About 530 B.C. a Tyrian admiral named Himilco sailed to the British Isles on a trading expedition. The same year another admiral, Hanno, undertook another exploration and trading voyage through the Strait of Gibraltar, and then south along the African coast. He had a fleet of sixty galleys with fifty rowers each. The fleet was equipped with stores and personnel to set up a string of colonies. He apparently sailed as far south as the Gulf of Guinea, and observed a great volcano of Mount Cameroon, which was then active and which, because, of its fiery appearance at night, he named “The Chariot of the Gods.” Hanno planted at least six colonies on the African coast, all of which maintained contact with Tyre, and in later days with Carthage, until that city’s destruction by the Romans.

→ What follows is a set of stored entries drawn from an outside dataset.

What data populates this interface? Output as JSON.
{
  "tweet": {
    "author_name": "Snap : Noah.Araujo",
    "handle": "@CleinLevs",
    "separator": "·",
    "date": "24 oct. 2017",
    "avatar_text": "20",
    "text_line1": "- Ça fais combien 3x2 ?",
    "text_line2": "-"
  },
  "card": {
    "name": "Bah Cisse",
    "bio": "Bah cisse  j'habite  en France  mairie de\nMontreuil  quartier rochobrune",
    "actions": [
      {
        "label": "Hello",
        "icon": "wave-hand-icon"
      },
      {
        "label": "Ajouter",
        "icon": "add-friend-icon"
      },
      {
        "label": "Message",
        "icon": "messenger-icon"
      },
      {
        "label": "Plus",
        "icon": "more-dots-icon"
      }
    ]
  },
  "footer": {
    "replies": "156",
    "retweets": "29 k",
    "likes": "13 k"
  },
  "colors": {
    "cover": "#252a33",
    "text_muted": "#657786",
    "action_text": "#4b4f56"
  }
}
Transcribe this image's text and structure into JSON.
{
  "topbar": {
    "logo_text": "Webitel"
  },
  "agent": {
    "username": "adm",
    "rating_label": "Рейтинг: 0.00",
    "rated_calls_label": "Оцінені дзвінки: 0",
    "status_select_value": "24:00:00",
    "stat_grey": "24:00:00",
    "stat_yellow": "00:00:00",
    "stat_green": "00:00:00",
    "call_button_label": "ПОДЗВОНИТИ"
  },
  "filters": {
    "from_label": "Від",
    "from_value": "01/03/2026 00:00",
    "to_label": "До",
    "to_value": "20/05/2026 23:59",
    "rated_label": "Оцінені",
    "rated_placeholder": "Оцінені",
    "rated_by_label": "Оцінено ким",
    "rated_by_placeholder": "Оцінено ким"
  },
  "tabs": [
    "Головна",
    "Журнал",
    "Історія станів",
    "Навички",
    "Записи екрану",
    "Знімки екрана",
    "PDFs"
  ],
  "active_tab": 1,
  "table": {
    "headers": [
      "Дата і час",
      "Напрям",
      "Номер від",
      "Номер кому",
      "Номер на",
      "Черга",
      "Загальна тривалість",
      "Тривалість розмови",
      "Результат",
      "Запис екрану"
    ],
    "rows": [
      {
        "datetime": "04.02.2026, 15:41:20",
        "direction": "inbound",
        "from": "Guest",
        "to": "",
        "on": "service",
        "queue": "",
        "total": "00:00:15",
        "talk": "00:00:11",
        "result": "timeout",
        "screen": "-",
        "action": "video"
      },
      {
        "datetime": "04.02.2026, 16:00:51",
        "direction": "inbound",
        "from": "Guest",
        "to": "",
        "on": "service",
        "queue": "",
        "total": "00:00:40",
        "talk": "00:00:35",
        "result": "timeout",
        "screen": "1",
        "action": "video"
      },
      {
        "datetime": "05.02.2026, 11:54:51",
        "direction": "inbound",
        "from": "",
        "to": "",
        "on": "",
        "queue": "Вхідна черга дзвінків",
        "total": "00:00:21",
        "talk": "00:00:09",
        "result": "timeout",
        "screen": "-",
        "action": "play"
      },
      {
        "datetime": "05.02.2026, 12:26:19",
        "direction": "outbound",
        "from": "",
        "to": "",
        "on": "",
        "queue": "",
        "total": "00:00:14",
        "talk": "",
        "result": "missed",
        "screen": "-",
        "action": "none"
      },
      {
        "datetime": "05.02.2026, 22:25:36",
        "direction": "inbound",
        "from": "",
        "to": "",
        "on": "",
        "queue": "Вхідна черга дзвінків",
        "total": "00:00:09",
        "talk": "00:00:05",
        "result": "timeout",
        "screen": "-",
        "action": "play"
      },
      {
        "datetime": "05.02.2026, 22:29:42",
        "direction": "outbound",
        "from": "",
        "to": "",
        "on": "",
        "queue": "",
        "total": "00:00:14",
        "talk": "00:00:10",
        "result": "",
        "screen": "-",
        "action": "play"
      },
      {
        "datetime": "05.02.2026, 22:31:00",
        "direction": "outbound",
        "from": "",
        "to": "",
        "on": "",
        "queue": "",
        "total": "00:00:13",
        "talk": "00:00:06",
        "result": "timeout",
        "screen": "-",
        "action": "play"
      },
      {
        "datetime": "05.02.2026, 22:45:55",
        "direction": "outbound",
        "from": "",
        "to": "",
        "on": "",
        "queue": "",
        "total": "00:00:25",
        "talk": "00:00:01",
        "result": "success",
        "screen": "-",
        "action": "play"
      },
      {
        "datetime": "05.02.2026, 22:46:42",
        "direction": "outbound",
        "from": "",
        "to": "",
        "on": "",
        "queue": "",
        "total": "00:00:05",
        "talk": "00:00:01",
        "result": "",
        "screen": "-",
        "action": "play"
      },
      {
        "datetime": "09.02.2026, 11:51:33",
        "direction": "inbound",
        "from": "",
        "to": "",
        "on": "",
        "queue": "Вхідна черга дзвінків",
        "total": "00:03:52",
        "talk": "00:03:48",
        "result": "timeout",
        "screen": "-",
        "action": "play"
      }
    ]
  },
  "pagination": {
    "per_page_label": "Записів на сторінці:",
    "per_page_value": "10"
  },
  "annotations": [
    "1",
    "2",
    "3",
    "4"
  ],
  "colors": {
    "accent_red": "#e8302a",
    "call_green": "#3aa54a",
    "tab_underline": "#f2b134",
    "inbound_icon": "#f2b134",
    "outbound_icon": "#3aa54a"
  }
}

That other Carthaginians or Phoenicians visited the Azores sometime in the third or fourth century B.C. is rather well established. A number of Carthaginian and Cyrenaic coins dating from the fourth century B.C. have been found in ruins of those islands. Paul Herrmann, in his interesting and valuable work on discovery, Conquest by Man, has given considerable space to the importance of the explorations and settlements of the Phoenicians, practically all of which were in connection with trade, not with conquest for the mere lust for power.

Tyre is a city worthy of admiration by Masons. Its sailors travelled far and wide, perfecting, if not inventing, the art of navigation. Its craftsmen worked diligently and received their wages according to Masonic principles. When attacked, they defended themselves bravely and resolutely; but they did not go about seeking a fight.

From the ancient city of Tyre came the materials and the skilled craftsmen that made possible the building of King Solomon’s Temple. And from Tyre came, as one of the grand masters for the building of the Temple, a Widow’s Son, whose character has done more than any other man’s to shape the reputation for nobility and integrity that is the proud heritage of every Master Mason.